Uma das ideias recorrentes na argumentação que defende a
incompatibilidade entre a ciência e a religião é a de que no ocidente,
durante a Idade Média e até ao Renascimento, não houve ciência porque a
Igreja o impediu. Esta perspectiva parece aceitar que a ciência moderna
teve início - para além da tradição islâmica –apenas no Renascimento,
como que a partir do zero, tendo a investigação científica entrado
imediatamente em conflito com a autoridade religiosa, separando-se da
sua esfera. Esta perspectiva persiste em ignorar estudos de história da
ciência que colocam em evidência as raízes medievais da ciência moderna
(Edward Grant,
Os Fundamentos da Ciência Moderna na Idade Média; id.,
Physical Sciences in the Middle Ages; David Lindberg (ed),
Cambridge
History of Science: The Middle Ages; William Wallace,
Prelude to
Galileo: Essays on Medieval and Sixteenth-Century Sources of Galileo’s
Thought).
Continua-se também a ignorar que o génio de Galileu não surgiu nem se
formou a partir do nada, e que ele manteve estreitas relações com muitos
dos seus contemporâneos Católicos, como os Jesuítas do Colégio Romano,
que tinham um observatório astronómico no qual tinha lugar investigação
do melhor nível que então se fazia na Europa, e cujos resultados
transmitiam aos seus alunos em aulas às quais assistiu o próprio Galileu
(William Wallace,
Galileo and His Sources: Heritage of the Collegio
Romano in Galileo’s Science). Ainda hoje os Jesuítas continuam a fazer
investigação de ponta a partir do Observatório Astronómico de
Castelgandolfo, e na sua secção no Arizona, Estados Unidos.

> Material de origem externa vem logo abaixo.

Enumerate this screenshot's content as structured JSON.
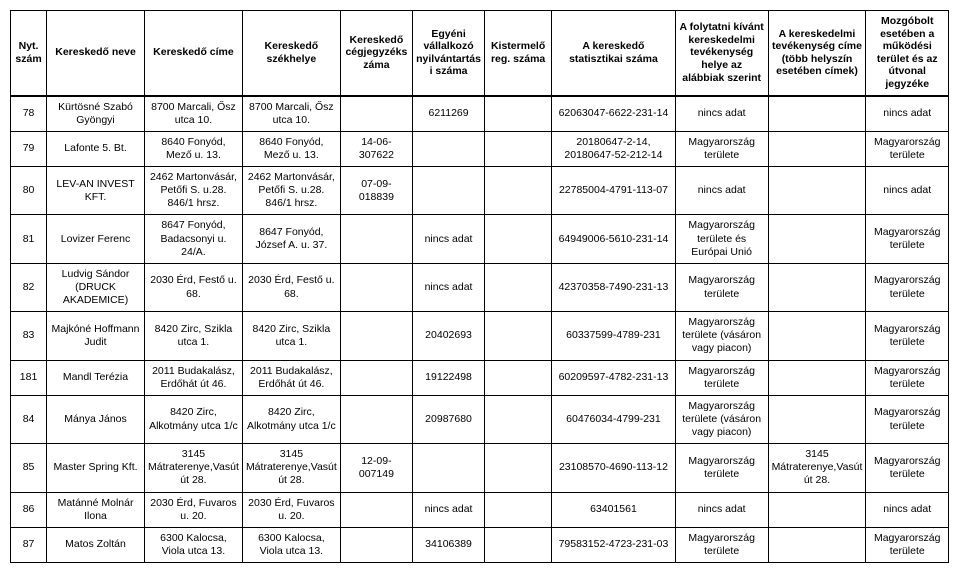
{
  "headers": [
    "Nyt. szám",
    "Kereskedő neve",
    "Kereskedő címe",
    "Kereskedő székhelye",
    "Kereskedő cégjegyzéks záma",
    "Egyéni vállalkozó nyilvántartási száma",
    "Kistermelő reg. száma",
    "A kereskedő statisztikai száma",
    "A folytatni kívánt kereskedelmi tevékenység helye az alábbiak szerint",
    "A kereskedelmi tevékenység címe (több helyszín esetében címek)",
    "Mozgóbolt esetében a működési terület és az útvonal jegyzéke"
  ],
  "rows": [
    [
      "78",
      "Kürtösné Szabó Gyöngyi",
      "8700 Marcali, Ősz utca 10.",
      "8700 Marcali, Ősz utca 10.",
      "",
      "6211269",
      "",
      "62063047-6622-231-14",
      "nincs adat",
      "",
      "nincs adat"
    ],
    [
      "79",
      "Lafonte 5. Bt.",
      "8640 Fonyód, Mező u. 13.",
      "8640 Fonyód, Mező u. 13.",
      "14-06-307622",
      "",
      "",
      "20180647-2-14, 20180647-52-212-14",
      "Magyarország területe",
      "",
      "Magyarország területe"
    ],
    [
      "80",
      "LEV-AN INVEST KFT.",
      "2462 Martonvásár, Petőfi S. u.28. 846/1 hrsz.",
      "2462 Martonvásár, Petőfi S. u.28. 846/1 hrsz.",
      "07-09-018839",
      "",
      "",
      "22785004-4791-113-07",
      "nincs adat",
      "",
      "nincs adat"
    ],
    [
      "81",
      "Lovizer Ferenc",
      "8647 Fonyód, Badacsonyi u. 24/A.",
      "8647 Fonyód, József A. u. 37.",
      "",
      "nincs adat",
      "",
      "64949006-5610-231-14",
      "Magyarország területe és Európai Unió",
      "",
      "Magyarország területe"
    ],
    [
      "82",
      "Ludvig Sándor (DRUCK AKADEMICE)",
      "2030 Érd, Festő u. 68.",
      "2030 Érd, Festő u. 68.",
      "",
      "nincs adat",
      "",
      "42370358-7490-231-13",
      "Magyarország területe",
      "",
      "Magyarország területe"
    ],
    [
      "83",
      "Majkóné Hoffmann Judit",
      "8420 Zirc, Szikla utca 1.",
      "8420 Zirc, Szikla utca 1.",
      "",
      "20402693",
      "",
      "60337599-4789-231",
      "Magyarország területe (vásáron vagy piacon)",
      "",
      "Magyarország területe"
    ],
    [
      "181",
      "Mandl Terézia",
      "2011 Budakalász, Erdőhát út 46.",
      "2011 Budakalász, Erdőhát út 46.",
      "",
      "19122498",
      "",
      "60209597-4782-231-13",
      "Magyarország területe",
      "",
      "Magyarország területe"
    ],
    [
      "84",
      "Mánya János",
      "8420 Zirc, Alkotmány utca 1/c",
      "8420 Zirc, Alkotmány utca 1/c",
      "",
      "20987680",
      "",
      "60476034-4799-231",
      "Magyarország területe (vásáron vagy piacon)",
      "",
      "Magyarország területe"
    ],
    [
      "85",
      "Master Spring Kft.",
      "3145 Mátraterenye,Vasút út 28.",
      "3145 Mátraterenye,Vasút út 28.",
      "12-09-007149",
      "",
      "",
      "23108570-4690-113-12",
      "Magyarország területe",
      "3145 Mátraterenye,Vasút út 28.",
      "Magyarország területe"
    ],
    [
      "86",
      "Matánné Molnár Ilona",
      "2030 Érd, Fuvaros u. 20.",
      "2030 Érd, Fuvaros u. 20.",
      "",
      "nincs adat",
      "",
      "63401561",
      "nincs adat",
      "",
      "nincs adat"
    ],
    [
      "87",
      "Matos Zoltán",
      "6300 Kalocsa, Viola utca 13.",
      "6300 Kalocsa, Viola utca 13.",
      "",
      "34106389",
      "",
      "79583152-4723-231-03",
      "Magyarország területe",
      "",
      "Magyarország területe"
    ]
  ],
  "style": {
    "font_family": "Arial, sans-serif",
    "header_fontsize_pt": 10.5,
    "body_fontsize_pt": 10.5,
    "border_color": "#000000",
    "background_color": "#ffffff",
    "text_color": "#000000",
    "column_widths_pct": [
      3.5,
      9.5,
      9.5,
      9.5,
      7,
      7,
      6.5,
      12,
      9,
      9.5,
      8
    ]
  }
}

A argumentação a favor do conflito entre ciência e religião procede
também por exemplos. Galileu e o seu conflito com a Inquisição é exemplo
de citação obrigatória. Mas uma tal argumentação deve escolher
cuidadosamente os casos de conflito e ignorar os casos de não conflito.
Por exemplo, o Jesuíta Ruger Boskovic (1711-1787) é considerado um dos
precursores da moderna teoria atómica da matéria e o Padre Georges
Lemaître foi quem primeiro sugeriu o que mais tarde viria a chamar-se a
teoria do Big Bang sobre a origem do universo (
The Primeval Atom).
Nenhum deles criou qualquer conflito com as autoridades religiosas, mas estes exemplos são cuidadosamente ignorados porque deitariam facilmente por terra toda a argumentação dos não crentes. Os crentes sabem que a questão é complexa, mas para os não crentes tudo parece muito simples e evidente.